Ему очень не хотелось ехать на Свищево поле, но он все-таки превозмог себя — поехал.

Громадная, тысяч в двадцать, ошалевшая от безделья толпа мучительно томилась на этом позорище, стиснутом насыпью железнодорожного полотна и впадиною оврага. А дальше грядками шли могилы и щербатился гнилой дранью холерный барак.

Постыло и противно выглядел здесь человек!

Раскисшие от весеннего тепла, переселенцы больше валялись на земле или бесцельно бродили от костерка к костерку.

Бабы кормили детей, отупело и без стыда обнажая свое тело; старухи с ножиками в руках «искались» одна у другой в головах, посматривая на Мышецкого из-под распущенных жидких волос — с мольбой и надеждой.

Маячившие в отдалении казаки дополняли эту картину людской беспомощности и разоренности.

Сергей Яковлевич имел неосторожность сказать:

— Завтра отправим томскую партию… Готовьтесь!

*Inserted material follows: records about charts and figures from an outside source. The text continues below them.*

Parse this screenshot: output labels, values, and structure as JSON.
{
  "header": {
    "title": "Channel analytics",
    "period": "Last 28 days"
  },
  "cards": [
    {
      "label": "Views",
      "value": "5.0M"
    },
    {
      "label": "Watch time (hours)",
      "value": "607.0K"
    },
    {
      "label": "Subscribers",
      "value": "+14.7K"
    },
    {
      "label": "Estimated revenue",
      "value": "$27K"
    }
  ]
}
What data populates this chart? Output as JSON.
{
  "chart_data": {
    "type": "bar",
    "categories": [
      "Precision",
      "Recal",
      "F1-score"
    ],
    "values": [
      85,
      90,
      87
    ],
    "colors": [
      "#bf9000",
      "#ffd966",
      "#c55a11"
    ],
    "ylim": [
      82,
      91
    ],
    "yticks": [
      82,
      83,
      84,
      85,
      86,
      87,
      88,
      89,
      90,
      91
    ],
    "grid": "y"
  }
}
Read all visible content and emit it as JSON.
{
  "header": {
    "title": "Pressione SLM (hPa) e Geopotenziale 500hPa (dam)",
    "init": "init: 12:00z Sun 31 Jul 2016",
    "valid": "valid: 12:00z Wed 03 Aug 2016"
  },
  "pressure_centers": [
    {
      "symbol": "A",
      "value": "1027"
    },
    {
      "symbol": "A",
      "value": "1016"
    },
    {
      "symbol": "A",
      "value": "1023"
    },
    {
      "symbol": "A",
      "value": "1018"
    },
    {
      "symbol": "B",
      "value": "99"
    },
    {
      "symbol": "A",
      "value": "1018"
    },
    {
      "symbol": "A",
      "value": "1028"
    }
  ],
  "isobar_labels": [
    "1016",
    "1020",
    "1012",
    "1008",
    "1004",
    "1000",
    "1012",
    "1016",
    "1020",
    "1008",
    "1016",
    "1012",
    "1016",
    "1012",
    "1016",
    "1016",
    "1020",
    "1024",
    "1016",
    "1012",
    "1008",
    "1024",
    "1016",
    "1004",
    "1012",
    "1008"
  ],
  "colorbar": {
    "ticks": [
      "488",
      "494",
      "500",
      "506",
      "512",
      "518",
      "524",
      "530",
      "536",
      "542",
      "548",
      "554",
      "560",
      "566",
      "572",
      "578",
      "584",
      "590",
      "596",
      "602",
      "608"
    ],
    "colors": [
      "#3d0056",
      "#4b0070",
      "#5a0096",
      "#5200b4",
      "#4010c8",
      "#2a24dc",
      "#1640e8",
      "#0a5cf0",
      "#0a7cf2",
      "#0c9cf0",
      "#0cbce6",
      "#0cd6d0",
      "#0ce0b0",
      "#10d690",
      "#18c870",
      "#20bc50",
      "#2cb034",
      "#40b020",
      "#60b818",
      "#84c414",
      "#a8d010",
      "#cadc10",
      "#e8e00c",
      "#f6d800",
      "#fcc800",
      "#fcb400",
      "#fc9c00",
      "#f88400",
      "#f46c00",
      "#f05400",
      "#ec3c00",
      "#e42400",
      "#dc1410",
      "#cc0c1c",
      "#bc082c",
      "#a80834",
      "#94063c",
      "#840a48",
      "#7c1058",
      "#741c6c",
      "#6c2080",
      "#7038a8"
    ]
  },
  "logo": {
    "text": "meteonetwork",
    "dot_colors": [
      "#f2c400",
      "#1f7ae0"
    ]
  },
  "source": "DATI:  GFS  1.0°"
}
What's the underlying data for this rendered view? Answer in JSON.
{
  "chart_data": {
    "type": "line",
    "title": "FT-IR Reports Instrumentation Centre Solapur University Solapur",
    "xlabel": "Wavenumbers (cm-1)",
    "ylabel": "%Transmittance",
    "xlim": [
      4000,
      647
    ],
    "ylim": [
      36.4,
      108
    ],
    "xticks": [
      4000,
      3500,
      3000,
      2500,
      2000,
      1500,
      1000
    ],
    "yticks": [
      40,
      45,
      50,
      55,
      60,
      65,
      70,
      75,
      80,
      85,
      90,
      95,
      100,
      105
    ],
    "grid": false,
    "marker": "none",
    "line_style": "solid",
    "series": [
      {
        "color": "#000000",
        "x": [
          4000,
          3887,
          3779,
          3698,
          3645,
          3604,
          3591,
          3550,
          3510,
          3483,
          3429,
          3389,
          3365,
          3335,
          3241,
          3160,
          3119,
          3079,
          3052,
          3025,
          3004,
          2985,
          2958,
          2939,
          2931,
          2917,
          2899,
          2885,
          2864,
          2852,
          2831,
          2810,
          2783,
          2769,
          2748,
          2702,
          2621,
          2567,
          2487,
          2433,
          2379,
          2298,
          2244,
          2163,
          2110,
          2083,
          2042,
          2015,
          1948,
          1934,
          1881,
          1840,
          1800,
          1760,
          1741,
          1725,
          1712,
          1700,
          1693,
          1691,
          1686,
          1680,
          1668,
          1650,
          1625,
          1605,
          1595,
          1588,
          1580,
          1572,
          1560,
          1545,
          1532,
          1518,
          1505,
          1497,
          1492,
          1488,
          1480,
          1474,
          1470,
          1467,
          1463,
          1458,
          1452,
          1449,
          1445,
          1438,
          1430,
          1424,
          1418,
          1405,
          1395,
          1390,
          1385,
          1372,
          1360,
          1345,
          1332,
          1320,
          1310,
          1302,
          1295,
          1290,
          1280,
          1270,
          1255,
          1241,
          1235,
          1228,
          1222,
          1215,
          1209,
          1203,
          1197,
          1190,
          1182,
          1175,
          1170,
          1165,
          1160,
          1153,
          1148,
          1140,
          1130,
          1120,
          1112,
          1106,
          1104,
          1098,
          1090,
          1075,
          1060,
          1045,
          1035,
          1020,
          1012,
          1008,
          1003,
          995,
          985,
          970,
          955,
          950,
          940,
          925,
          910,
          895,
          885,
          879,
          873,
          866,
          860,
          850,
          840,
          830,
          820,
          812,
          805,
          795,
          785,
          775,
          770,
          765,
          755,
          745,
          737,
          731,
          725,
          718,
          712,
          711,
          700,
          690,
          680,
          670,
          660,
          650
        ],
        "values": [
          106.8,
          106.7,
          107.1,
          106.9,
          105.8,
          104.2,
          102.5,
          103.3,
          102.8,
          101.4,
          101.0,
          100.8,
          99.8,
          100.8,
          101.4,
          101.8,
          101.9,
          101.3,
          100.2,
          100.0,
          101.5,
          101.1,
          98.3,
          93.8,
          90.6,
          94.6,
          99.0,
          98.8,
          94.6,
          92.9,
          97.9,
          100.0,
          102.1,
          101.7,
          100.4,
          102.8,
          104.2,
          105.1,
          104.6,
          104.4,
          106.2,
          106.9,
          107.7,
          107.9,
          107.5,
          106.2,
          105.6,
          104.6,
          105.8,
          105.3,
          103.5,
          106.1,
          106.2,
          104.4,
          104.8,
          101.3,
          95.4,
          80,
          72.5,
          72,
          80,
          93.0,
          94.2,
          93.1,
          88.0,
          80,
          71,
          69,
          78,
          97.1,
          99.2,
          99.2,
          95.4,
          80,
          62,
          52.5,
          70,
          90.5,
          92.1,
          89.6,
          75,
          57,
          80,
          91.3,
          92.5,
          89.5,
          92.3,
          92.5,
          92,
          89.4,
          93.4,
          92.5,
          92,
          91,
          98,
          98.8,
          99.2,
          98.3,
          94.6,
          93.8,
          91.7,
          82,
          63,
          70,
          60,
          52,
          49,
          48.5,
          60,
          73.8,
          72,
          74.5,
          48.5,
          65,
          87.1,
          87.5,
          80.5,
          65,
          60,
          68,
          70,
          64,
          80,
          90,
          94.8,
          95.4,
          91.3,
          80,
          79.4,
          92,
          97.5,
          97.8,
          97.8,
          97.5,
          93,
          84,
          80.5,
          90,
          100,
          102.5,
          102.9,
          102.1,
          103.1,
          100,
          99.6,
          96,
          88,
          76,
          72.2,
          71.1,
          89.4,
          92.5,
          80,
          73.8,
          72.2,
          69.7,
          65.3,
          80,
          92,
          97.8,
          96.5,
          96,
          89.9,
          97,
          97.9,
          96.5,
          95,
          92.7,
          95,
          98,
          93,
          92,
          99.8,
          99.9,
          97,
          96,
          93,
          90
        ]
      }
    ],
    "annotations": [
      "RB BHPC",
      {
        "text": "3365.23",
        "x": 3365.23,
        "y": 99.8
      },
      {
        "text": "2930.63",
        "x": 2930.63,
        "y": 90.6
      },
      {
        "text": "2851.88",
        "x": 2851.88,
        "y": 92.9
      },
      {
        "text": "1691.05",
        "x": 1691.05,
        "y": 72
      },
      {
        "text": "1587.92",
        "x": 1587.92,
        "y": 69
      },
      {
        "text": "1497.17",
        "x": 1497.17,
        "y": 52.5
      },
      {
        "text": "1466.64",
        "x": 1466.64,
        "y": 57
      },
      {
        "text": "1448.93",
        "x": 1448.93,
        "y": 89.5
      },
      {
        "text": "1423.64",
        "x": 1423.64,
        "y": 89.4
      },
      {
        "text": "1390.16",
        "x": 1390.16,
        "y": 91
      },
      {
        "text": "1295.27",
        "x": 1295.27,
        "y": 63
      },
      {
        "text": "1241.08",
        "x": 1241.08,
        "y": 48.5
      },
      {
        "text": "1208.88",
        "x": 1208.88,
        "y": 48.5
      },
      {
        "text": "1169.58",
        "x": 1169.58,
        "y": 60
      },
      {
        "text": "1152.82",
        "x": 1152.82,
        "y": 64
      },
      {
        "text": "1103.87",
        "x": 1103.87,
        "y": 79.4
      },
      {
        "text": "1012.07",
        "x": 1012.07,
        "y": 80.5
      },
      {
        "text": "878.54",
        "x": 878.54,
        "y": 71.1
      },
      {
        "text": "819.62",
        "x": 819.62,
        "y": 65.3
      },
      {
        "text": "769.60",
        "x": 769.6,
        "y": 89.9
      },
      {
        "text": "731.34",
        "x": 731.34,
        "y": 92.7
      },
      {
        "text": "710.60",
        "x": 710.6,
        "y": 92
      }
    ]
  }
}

Поверх пахучего людского месива будто пыхнуло чем-то горячим, словно он плеснул водой на раскаленные камни. Толпа вдруг зашумела, поднялась разом, топча под собой пламя костров и давя спящих.

Ровный гул заполнил Свищево поле, и Мышецкий увидел, как вскинули пики казаки…

Ениколопов недовольно заметил:

— Зачем вы это сказали им, князь? С порохом так не обращаются…

Сергей Яковлевич присел у стола, вкопанного в землю в тени барака, и подсчитал, сколько людей останется на Свищевом поле после отправки томской партии.

— И немало останется, — опечалился он.

— Тысяч пятнадцать? — спросили его.

— Да, около этого…

Со звоном вылетело из окна стекло. Чьи-то руки — в крови и грязи — высунулись наружу, словно ощупывая солнечное тепло.

— Я же вам говорил, — буркнул Ениколопов. — Вот и в бараке уже началось… Назад, скотина! — вдруг крикнул он и, схватив палку, долго бил по этим рукам, торчавшим среди острых осколков стекла…

— Надо объяснить людям, — подошел к нему Мышецкий с выговором.

— Людям? — переспросил Ениколопов. — Если бы здесь были люди, то, смею вас заверить, я и сам давно бы объяснил им, что отсюда никому не выбраться!

Отчаянный гвалт со стороны Свищева поля долетал до холма, на котором высился флаг с красным крестом, и теперь из барака донеслись вопли и суетливая толкотня ног.

Брякнуло стекло с другой стороны барака.

— Видите? — обозлился Ениколопов. — Теперь хоть поджигай их здесь!

Подскочила откуда-то баба (растрепанная, почти безумная), затыкалась в слепые окна, прикрывая глаза ладошкой:

— Архипыч, а Ляксей-то — куды? Слышь-ка… Ляксею скажи: завтреча томских рассадят!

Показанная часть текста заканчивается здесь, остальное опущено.